The panel quickly dispatched the district court’s “zone of interest” ruling.  Although the panel was interpreting the Telephone Consumer Protection Act, and despite legislative history suggesting the TCPA was not intended to apply to business communications, the panel found the contractors fit within the TCPA’s “zone of interests,” based on a textual analysis.  Section 227(b) prohibits making “any call . . . using any automatic telephone dialing system . . . to any number assigned to a cellular telephone.”  Section 227(b) further provides that it may be enforced by a “person or entity.”  Id. at *4.  Based on this statutory text, the panel found that the plaintiffs, as business entities, had standing to sue under the TCPA.

It then addressed the subset of plaintiffs who also alleged standing under Section 227(c).  Section 227(c) prohibits telephone solicitations to a “residential telephone subscriber” registered on the DNC.  Plaintiffs alleged that their cell phones were used for both business and residential purposes.  The Ninth Circuit reviewed district court decisions from across the country.  While some courts had found a cell phone used for both personal and business purposes was not residential, the majority concluded the issue depends on the context.  But the panel went beyond the majority of district courts and – citing language from a 2003 FCC Order – found that cell phones used for business and residential purposes and registered on the DNC are presumptively residential within the meaning of Section 227(c).  Id. at *6-7.

The panel remanded the case to the district court to assess the relevant factors, including 

(1) how plaintiffs hold their phone numbers out to the public; (2) whether plaintiffs’ phones are registered with the telephone company as residential or business lines; (3) how much plaintiffs use their phones for business or employment; (4) who pays for the phone bills; and (5) other factors bearing on how a reasonable observer would view the phone line. 

Id. at *7.

Judge Sandra Ikuta issued a scathing dissent, accusing the majority of “usurp[ing] the role of the [FCC] and creat[ing] its own regulatory framework for determining when a cell phone is actually a ‘residential phone.’”  2022 WL 6884084, at *12 (Ikuta, J., dissenting).  Judge Ikuta asserted that the legislative history of the TCPA “confirm[s] the common understanding that residential telephones are distinct from cell phones.”  Id. at *14.


The “zone of interest” holding will be a difficult one for TCPA defendants to swallow.  In addition to expanding the TCPA to cover business calls, the textualist analysis would seem to cut off any standing argument based on the TCPA’s “zone of interests.”  Such arguments had been gaining traction.  In Stoops v.
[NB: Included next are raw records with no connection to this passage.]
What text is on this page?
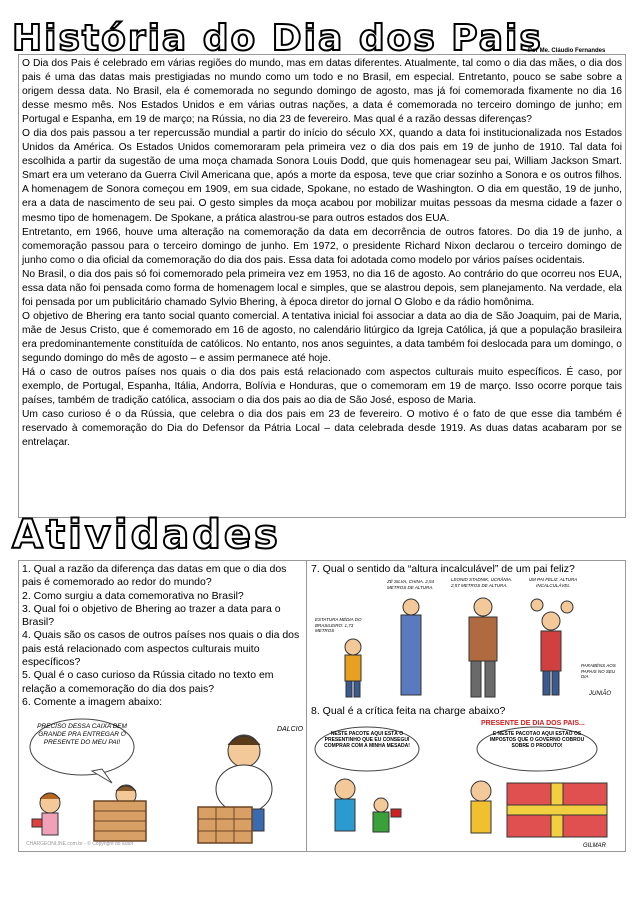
História do Dia dos Pais
Por Me. Cláudio Fernandes

O Dia dos Pais é celebrado em várias regiões do mundo, mas em datas diferentes. Atualmente, tal como o dia das mães, o dia dos pais é uma das datas mais prestigiadas no mundo como um todo e no Brasil, em especial. Entretanto, pouco se sabe sobre a origem dessa data. No Brasil, ela é comemorada no segundo domingo de agosto, mas já foi comemorada fixamente no dia 16 desse mesmo mês. Nos Estados Unidos e em várias outras nações, a data é comemorada no terceiro domingo de junho; em Portugal e Espanha, em 19 de março; na Rússia, no dia 23 de fevereiro. Mas qual é a razão dessas diferenças?

O dia dos pais passou a ter repercussão mundial a partir do início do século XX, quando a data foi institucionalizada nos Estados Unidos da América. Os Estados Unidos comemoraram pela primeira vez o dia dos pais em 19 de junho de 1910. Tal data foi escolhida a partir da sugestão de uma moça chamada Sonora Louis Dodd, que quis homenagear seu pai, William Jackson Smart. Smart era um veterano da Guerra Civil Americana que, após a morte da esposa, teve que criar sozinho a Sonora e os outros filhos. A homenagem de Sonora começou em 1909, em sua cidade, Spokane, no estado de Washington. O dia em questão, 19 de junho, era a data de nascimento de seu pai. O gesto simples da moça acabou por mobilizar muitas pessoas da mesma cidade a fazer o mesmo tipo de homenagem. De Spokane, a prática alastrou-se para outros estados dos EUA.

Entretanto, em 1966, houve uma alteração na comemoração da data em decorrência de outros fatores. Do dia 19 de junho, a comemoração passou para o terceiro domingo de junho. Em 1972, o presidente Richard Nixon declarou o terceiro domingo de junho como o dia oficial da comemoração do dia dos pais. Essa data foi adotada como modelo por vários países ocidentais.

No Brasil, o dia dos pais só foi comemorado pela primeira vez em 1953, no dia 16 de agosto. Ao contrário do que ocorreu nos EUA, essa data não foi pensada como forma de homenagem local e simples, que se alastrou depois, sem planejamento. Na verdade, ela foi pensada por um publicitário chamado Sylvio Bhering, à época diretor do jornal O Globo e da rádio homônima.

O objetivo de Bhering era tanto social quanto comercial. A tentativa inicial foi associar a data ao dia de São Joaquim, pai de Maria, mãe de Jesus Cristo, que é comemorado em 16 de agosto, no calendário litúrgico da Igreja Católica, já que a população brasileira era predominantemente constituída de católicos. No entanto, nos anos seguintes, a data também foi deslocada para um domingo, o segundo domingo do mês de agosto – e assim permanece até hoje.

Há o caso de outros países nos quais o dia dos pais está relacionado com aspectos culturais muito específicos. É caso, por exemplo, de Portugal, Espanha, Itália, Andorra, Bolívia e Honduras, que o comemoram em 19 de março. Isso ocorre porque tais países, também de tradição católica, associam o dia dos pais ao dia de São José, esposo de Maria.

Um caso curioso é o da Rússia, que celebra o dia dos pais em 23 de fevereiro. O motivo é o fato de que esse dia também é reservado à comemoração do Dia do Defensor da Pátria Local – data celebrada desde 1919. As duas datas acabaram por se entrelaçar.

Atividades

1. Qual a razão da diferença das datas em que o dia dos pais é comemorado ao redor do mundo?

2. Como surgiu a data comemorativa no Brasil?

3. Qual foi o objetivo de Bhering ao trazer a data para o Brasil?

4. Quais são os casos de outros países nos quais o dia dos pais está relacionado com aspectos culturais muito específicos?

5. Qual é o caso curioso da Rússia citado no texto em relação a comemoração do dia dos pais?

6. Comente a imagem abaixo:

7. Qual o sentido da “altura incalculável” de um pai feliz?
8. Qual é a crítica feita na charge abaixo?
PRECISO DESSA CAIXA BEM GRANDE PRA ENTREGAR O PRESENTE DO MEU PAI!
DALCIO
CHARGEONLINE.com.br - © Copyright do autor
ESTATURA MÉDIA DO BRASILEIRO: 1,73 METROS
ZÉ SILVA, CHINA. 2,54 METROS DE ALTURA.
LEONID STADNIK, UCRÂNIA. 2,57 METROS DE ALTURA.
UM PAI FELIZ. ALTURA INCALCULÁVEL
PARABÉNS AOS PAPAIS NO SEU DIA
JUNIÃO
PRESENTE DE DIA DOS PAIS...
NESTE PACOTE AQUI ESTÁ O PRESENTINHO QUE EU CONSEGUI COMPRAR COM A MINHA MESADA!
E NESTE PACOTÃO AQUI ESTÃO OS IMPOSTOS QUE O GOVERNO COBROU SOBRE O PRODUTO!
GILMAR
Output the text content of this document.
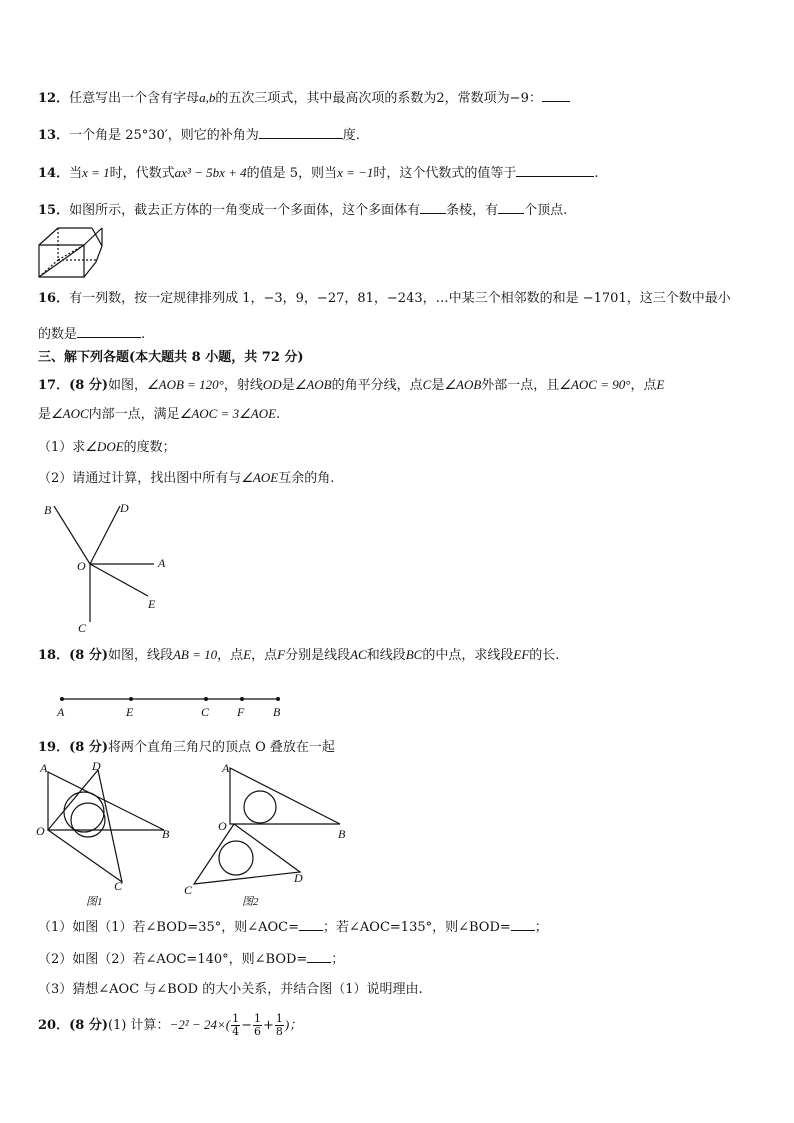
12．任意写出一个含有字母a,b的五次三项式，其中最高次项的系数为2，常数项为−9：
13．一个角是 25°30′，则它的补角为	度.
14．当x = 1时，代数式ax³ − 5bx + 4的值是 5，则当x = −1时，这个代数式的值等于	.
15．如图所示，截去正方体的一角变成一个多面体，这个多面体有 条棱，有 个顶点.
16．有一列数，按一定规律排列成 1，−3，9，−27，81，−243，…中某三个相邻数的和是 −1701，这三个数中最小
的数是	.
三、解下列各题(本大题共 8 小题，共 72 分)
17．(8 分)如图，∠AOB = 120°，射线OD是∠AOB的角平分线，点C是∠AOB外部一点，且∠AOC = 90°，点E
是∠AOC内部一点，满足∠AOC = 3∠AOE.
（1）求∠DOE的度数；
（2）请通过计算，找出图中所有与∠AOE互余的角.
B	D
A
O
E
C
18．(8 分)如图，线段AB = 10，点E，点F分别是线段AC和线段BC的中点，求线段EF的长.
A	E	C F B
19．(8 分)将两个直角三角尺的顶点 O 叠放在一起
A	D
O	B
C
图1
A
O
B
C
D
图2
（1）如图（1）若∠BOD=35°，则∠AOC= ；若∠AOC=135°，则∠BOD= ；
（2）如图（2）若∠AOC=140°，则∠BOD= ；
（3）猜想∠AOC 与∠BOD 的大小关系，并结合图（1）说明理由.
20．(8 分)(1) 计算：$-2^2 - 24\times( \frac{1}{4} - \frac{1}{6} + \frac{1}{8}$ )；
Wells Fargo Bank, N.A., 197 F. Supp. 3d 782, 804 (W.D. Pa. 2016), for example, the court found that a serial plaintiff who had purchased multiple cell phones in the hopes of receiving illegal solicitation calls fell outside the TCPA’s zone of interests.  Because even serial TCPA plaintiffs are technically “person[s],” that argument would appear to be a dead letter in the Ninth Circuit.

While Chennette is largely bad news for TCPA defendants, there is a  silver lining for class defendants.  The Ninth Circuit’s ruling establishes that determining whether a cell phone is “business” or “residential” requires application of a multi-factor “facts and circumstances” test for each putative plaintiff.  While the plaintiffs did not file Chennette as a class action, application of that test would seem to make certification of a class involving alleged residential cell phone users difficult, if not impossible.